L’ibuprofène «à peine meilleur que le placebo» pour traiter le mal de dos

« Les médicaments anti-inflammatoires largement utilisés tels que l’ibuprofène ont peu plus d’avantages qu’un placebo lorsqu’il s’agit de traiter les maux de dos », rapporte le Guardian.

Ceci est basé sur une étude portant sur plus de 6000 personnes souffrant de maux de dos, en comparant les anti-inflammatoires non stéroïdiens (AINS) avec un placebo (médicament «fictif»).

Il a été démontré que les AINS réduisaient la douleur et facilitaient le déplacement et les activités quotidiennes, mais la différence par rapport à un placebo n’était pas assez importante pour que les chercheurs la jugent importante. En outre, les personnes prenant des AINS étaient plus à risque de problèmes gastro-intestinaux par rapport à ceux qui prenaient un placebo.

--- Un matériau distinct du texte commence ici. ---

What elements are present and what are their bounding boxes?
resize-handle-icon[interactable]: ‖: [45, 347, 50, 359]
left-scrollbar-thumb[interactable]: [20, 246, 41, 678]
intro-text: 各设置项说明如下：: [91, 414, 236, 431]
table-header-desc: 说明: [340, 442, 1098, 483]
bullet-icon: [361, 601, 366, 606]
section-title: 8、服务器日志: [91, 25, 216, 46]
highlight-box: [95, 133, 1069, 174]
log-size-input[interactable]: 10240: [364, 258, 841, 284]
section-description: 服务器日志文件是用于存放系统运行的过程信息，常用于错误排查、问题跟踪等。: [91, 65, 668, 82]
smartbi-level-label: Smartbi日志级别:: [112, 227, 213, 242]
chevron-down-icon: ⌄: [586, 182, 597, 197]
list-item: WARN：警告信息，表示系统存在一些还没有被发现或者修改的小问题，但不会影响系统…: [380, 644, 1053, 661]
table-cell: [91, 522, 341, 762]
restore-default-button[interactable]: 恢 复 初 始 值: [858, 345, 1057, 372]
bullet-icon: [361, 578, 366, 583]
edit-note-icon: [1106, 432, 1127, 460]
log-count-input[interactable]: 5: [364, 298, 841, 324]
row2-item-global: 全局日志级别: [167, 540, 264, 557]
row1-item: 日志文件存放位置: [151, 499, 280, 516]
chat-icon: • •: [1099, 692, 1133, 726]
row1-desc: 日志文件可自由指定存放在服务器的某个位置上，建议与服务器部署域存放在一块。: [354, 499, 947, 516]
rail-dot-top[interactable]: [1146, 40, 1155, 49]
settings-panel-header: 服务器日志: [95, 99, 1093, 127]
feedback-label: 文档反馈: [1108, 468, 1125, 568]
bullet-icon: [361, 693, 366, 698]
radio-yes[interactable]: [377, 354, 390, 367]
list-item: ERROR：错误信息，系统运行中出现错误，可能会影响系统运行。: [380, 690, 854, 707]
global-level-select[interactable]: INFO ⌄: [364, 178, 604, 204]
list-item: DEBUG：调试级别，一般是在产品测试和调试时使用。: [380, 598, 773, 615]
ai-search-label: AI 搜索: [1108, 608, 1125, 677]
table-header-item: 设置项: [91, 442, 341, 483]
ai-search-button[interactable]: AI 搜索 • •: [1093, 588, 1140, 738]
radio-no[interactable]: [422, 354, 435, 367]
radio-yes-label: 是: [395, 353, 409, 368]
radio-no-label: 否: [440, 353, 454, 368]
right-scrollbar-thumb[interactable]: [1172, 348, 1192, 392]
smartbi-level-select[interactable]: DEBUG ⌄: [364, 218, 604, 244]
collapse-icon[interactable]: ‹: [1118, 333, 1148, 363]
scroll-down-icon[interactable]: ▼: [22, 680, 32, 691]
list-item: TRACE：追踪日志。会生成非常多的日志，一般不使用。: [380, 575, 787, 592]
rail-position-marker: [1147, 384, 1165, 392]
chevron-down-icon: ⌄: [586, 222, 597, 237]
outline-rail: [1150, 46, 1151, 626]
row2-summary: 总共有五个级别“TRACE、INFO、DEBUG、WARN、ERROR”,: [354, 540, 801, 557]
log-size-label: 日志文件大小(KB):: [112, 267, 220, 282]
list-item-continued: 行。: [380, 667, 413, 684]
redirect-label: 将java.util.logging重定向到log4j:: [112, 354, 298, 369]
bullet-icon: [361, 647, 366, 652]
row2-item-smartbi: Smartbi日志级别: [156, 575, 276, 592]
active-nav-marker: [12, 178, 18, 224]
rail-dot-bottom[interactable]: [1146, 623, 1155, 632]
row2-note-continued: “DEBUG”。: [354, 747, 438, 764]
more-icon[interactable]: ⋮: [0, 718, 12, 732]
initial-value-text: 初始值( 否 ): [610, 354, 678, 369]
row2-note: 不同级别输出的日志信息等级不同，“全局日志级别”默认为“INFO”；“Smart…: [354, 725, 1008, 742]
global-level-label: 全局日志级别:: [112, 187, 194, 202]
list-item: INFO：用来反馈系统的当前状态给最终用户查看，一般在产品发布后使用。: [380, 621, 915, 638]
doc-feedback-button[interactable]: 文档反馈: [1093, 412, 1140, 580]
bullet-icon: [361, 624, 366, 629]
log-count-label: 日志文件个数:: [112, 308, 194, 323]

Ce fut une bonne recherche qui a examiné un certain nombre d’études de haute qualité pour arriver à la conclusion que, d’une manière générale, les AINS ne sont pas efficaces pour le mal de dos.

Cependant, cette recherche ne signifie pas que les AINS ne fonctionnent pas du tout pour le mal de dos et ne devraient pas être utilisés. Il est possible que certaines personnes en bénéficient encore, l’étude suggérant qu’environ une personne sur six prenant des AINS – plutôt qu’un placebo – éprouve une réduction significative de la douleur.

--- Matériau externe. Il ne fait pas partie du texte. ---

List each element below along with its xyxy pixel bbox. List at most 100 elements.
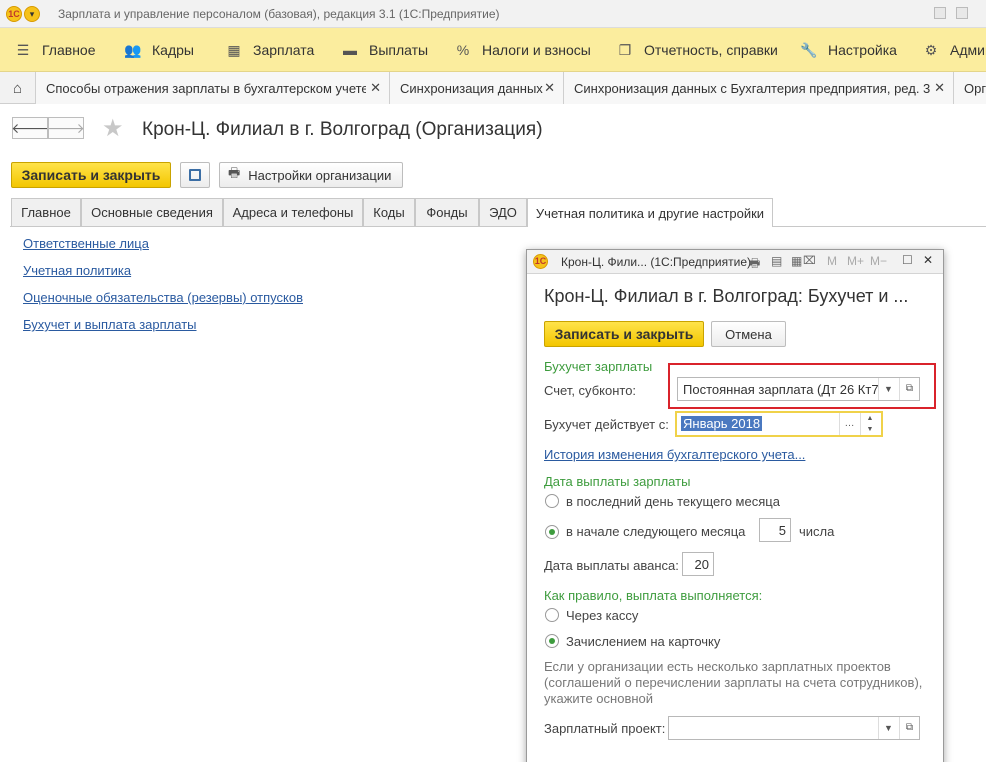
salary-project-field[interactable]: ▼ ⧉ — [668, 716, 920, 740]
home-icon: ⌂ — [12, 79, 23, 97]
chevron-down-icon[interactable]: ▼ — [878, 378, 898, 400]
close-icon[interactable]: ✕ — [370, 80, 381, 96]
main-menu: ☰ Главное 👥 Кадры ▦ Зарплата ▬ Выплаты % Нало… — [0, 28, 986, 72]
choose-icon[interactable]: … — [839, 413, 859, 435]
open-icon[interactable]: ⧉ — [899, 378, 919, 400]
radio-cash[interactable] — [545, 608, 559, 622]
valid-from-label: Бухучет действует с: — [544, 417, 669, 432]
save-button[interactable] — [180, 162, 210, 188]
radio-cash-label: Через кассу — [566, 608, 639, 623]
tab-addresses[interactable]: Адреса и телефоны — [223, 198, 363, 226]
favorite-star-icon[interactable]: ★ — [102, 114, 124, 143]
arrow-left-icon: 🡐 — [11, 119, 49, 136]
save-and-close-button[interactable]: Записать и закрыть — [11, 162, 171, 188]
app-menu-button[interactable]: ▾ — [24, 6, 40, 22]
salary-project-label: Зарплатный проект: — [544, 721, 666, 736]
menu-item-salary[interactable]: ▦ Зарплата — [225, 28, 314, 72]
calc-icon[interactable]: ⌧ — [803, 254, 816, 267]
menu-item-payments[interactable]: ▬ Выплаты — [341, 28, 428, 72]
radio-last-day[interactable] — [545, 494, 559, 508]
section-payroll-accounting: Бухучет зарплаты — [544, 359, 653, 374]
app-logo-icon: 1С — [533, 254, 548, 269]
hamburger-icon: ☰ — [16, 41, 30, 58]
radio-next-month-label: в начале следующего месяца — [566, 524, 746, 539]
payroll-accounting-dialog: 1С Крон-Ц. Фили... (1С:Предприятие) 🖶 ▤ … — [526, 249, 944, 762]
floppy-icon — [189, 169, 201, 181]
advance-label: Дата выплаты аванса: — [544, 558, 679, 573]
memory-plus-icon[interactable]: M+ — [847, 254, 864, 268]
close-icon[interactable]: ✕ — [544, 80, 555, 96]
wallet-icon: ▬ — [343, 42, 357, 58]
tab-divider — [10, 226, 986, 227]
dialog-cancel-button[interactable]: Отмена — [711, 321, 786, 347]
print-icon[interactable]: 🖶 — [749, 254, 760, 275]
radio-card-label: Зачислением на карточку — [566, 634, 721, 649]
printer-icon: 🖶 — [228, 165, 241, 180]
home-button[interactable]: ⌂ — [0, 72, 36, 104]
menu-item-reports[interactable]: ❐ Отчетность, справки — [616, 28, 778, 72]
open-tab-4[interactable]: Организации — [954, 72, 986, 104]
link-accounting-policy[interactable]: Учетная политика — [23, 263, 131, 278]
tab-basic-info[interactable]: Основные сведения — [81, 198, 223, 226]
calendar-icon[interactable]: ▦ — [791, 254, 802, 268]
radio-next-month[interactable] — [545, 525, 559, 539]
save-icon[interactable] — [934, 7, 946, 19]
memory-m-icon[interactable]: M — [827, 254, 837, 268]
menu-item-personnel[interactable]: 👥 Кадры — [124, 28, 194, 72]
link-responsible-persons[interactable]: Ответственные лица — [23, 236, 149, 251]
organization-settings-button[interactable]: 🖶 Настройки организации — [219, 162, 403, 188]
account-subconto-field[interactable]: Постоянная зарплата (Дт 26 Кт70) ▼ ⧉ — [677, 377, 920, 401]
menu-item-settings[interactable]: 🔧 Настройка — [800, 28, 897, 72]
calculator-icon: ▦ — [227, 41, 241, 58]
section-pay-method: Как правило, выплата выполняется: — [544, 588, 763, 603]
open-tab-2[interactable]: Синхронизация данных ✕ — [390, 72, 564, 104]
gear-icon: ⚙ — [924, 41, 938, 58]
percent-icon: % — [456, 42, 470, 58]
app-logo-icon: 1С — [6, 6, 22, 22]
memory-minus-icon[interactable]: M− — [870, 254, 887, 268]
close-icon[interactable]: ✕ — [934, 80, 945, 96]
print-icon[interactable] — [956, 7, 968, 19]
radio-last-day-label: в последний день текущего месяца — [566, 494, 780, 509]
close-icon[interactable]: ✕ — [923, 253, 933, 267]
advance-day-field[interactable]: 20 — [682, 552, 714, 576]
account-label: Счет, субконто: — [544, 383, 637, 398]
tab-edo[interactable]: ЭДО — [479, 198, 527, 226]
section-pay-date: Дата выплаты зарплаты — [544, 474, 691, 489]
pay-day-field[interactable]: 5 — [759, 518, 791, 542]
maximize-icon[interactable]: ☐ — [902, 253, 913, 267]
dialog-save-and-close-button[interactable]: Записать и закрыть — [544, 321, 704, 347]
salary-project-note: Если у организации есть несколько зарпла… — [544, 659, 923, 706]
open-tab-3[interactable]: Синхронизация данных с Бухгалтерия предп… — [564, 72, 954, 104]
dialog-titlebar: 1С Крон-Ц. Фили... (1С:Предприятие) 🖶 ▤ … — [527, 250, 943, 274]
form-title: Крон-Ц. Филиал в г. Волгоград (Организац… — [142, 119, 543, 140]
tab-accounting-policy[interactable]: Учетная политика и другие настройки — [527, 198, 773, 227]
window-titlebar: 1С ▾ Зарплата и управление персоналом (б… — [0, 0, 986, 28]
history-link[interactable]: История изменения бухгалтерского учета..… — [544, 447, 805, 462]
save-icon[interactable]: ▤ — [771, 254, 782, 268]
tab-funds[interactable]: Фонды — [415, 198, 479, 226]
link-vacation-reserves[interactable]: Оценочные обязательства (резервы) отпуск… — [23, 290, 303, 305]
window-title: Зарплата и управление персоналом (базова… — [58, 7, 500, 21]
arrow-right-icon: 🡒 — [47, 119, 85, 136]
tab-main[interactable]: Главное — [11, 198, 81, 226]
spin-icon[interactable]: ▲ ▼ — [860, 413, 879, 435]
back-button[interactable]: 🡐 — [11, 117, 49, 139]
menu-item-main[interactable]: ☰ Главное — [14, 28, 96, 72]
people-icon: 👥 — [124, 41, 142, 58]
radio-card[interactable] — [545, 634, 559, 648]
menu-item-taxes[interactable]: % Налоги и взносы — [454, 28, 591, 72]
open-icon[interactable]: ⧉ — [899, 717, 919, 739]
valid-from-field[interactable]: Январь 2018 … ▲ ▼ — [675, 411, 883, 437]
dialog-window-title: Крон-Ц. Фили... (1С:Предприятие) — [561, 255, 751, 269]
chevron-down-icon[interactable]: ▼ — [878, 717, 898, 739]
open-windows-bar: ⌂ Способы отражения зарплаты в бухгалтер… — [0, 72, 986, 104]
link-payroll-accounting[interactable]: Бухучет и выплата зарплаты — [23, 317, 197, 332]
day-unit-label: числа — [799, 524, 835, 539]
forward-button[interactable]: 🡒 — [47, 117, 85, 139]
open-tab-1[interactable]: Способы отражения зарплаты в бухгалтерск… — [36, 72, 390, 104]
menu-item-administration[interactable]: ⚙Администрирование — [922, 28, 986, 72]
wrench-icon: 🔧 — [800, 41, 818, 58]
tab-codes[interactable]: Коды — [363, 198, 415, 226]
dialog-heading: Крон-Ц. Филиал в г. Волгоград: Бухучет и… — [544, 286, 909, 306]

Le mal de dos s’améliore habituellement d’elle-même après quelques semaines, mais ce serait une bonne idée de demander de l’aide si votre douleur persiste plus longtemps, s’aggrave ou vous empêche de faire vos activités quotidiennes. Discutez des options de traitement avec votre médecin.

Les AINS sont actuellement recommandés par l’Institut national d’excellence pour la santé et les soins (NICE) en tant qu’option de traitement de la lombalgie, aux côtés d’autres approches telles que rester actif, des cours d’exercices en groupe et des traitements manuels comme la chiropratique.

D’où vient l’histoire?

L’étude a été réalisée par des chercheurs de l’Université de Sydney en Australie et a été financée par le ministère de l’Éducation et de la Formation de l’Australie, le Conseil national de la santé et de la recherche médicale de l’Australie et Sydney Medical School. Les auteurs ne déclarent aucun conflit d’intérêt.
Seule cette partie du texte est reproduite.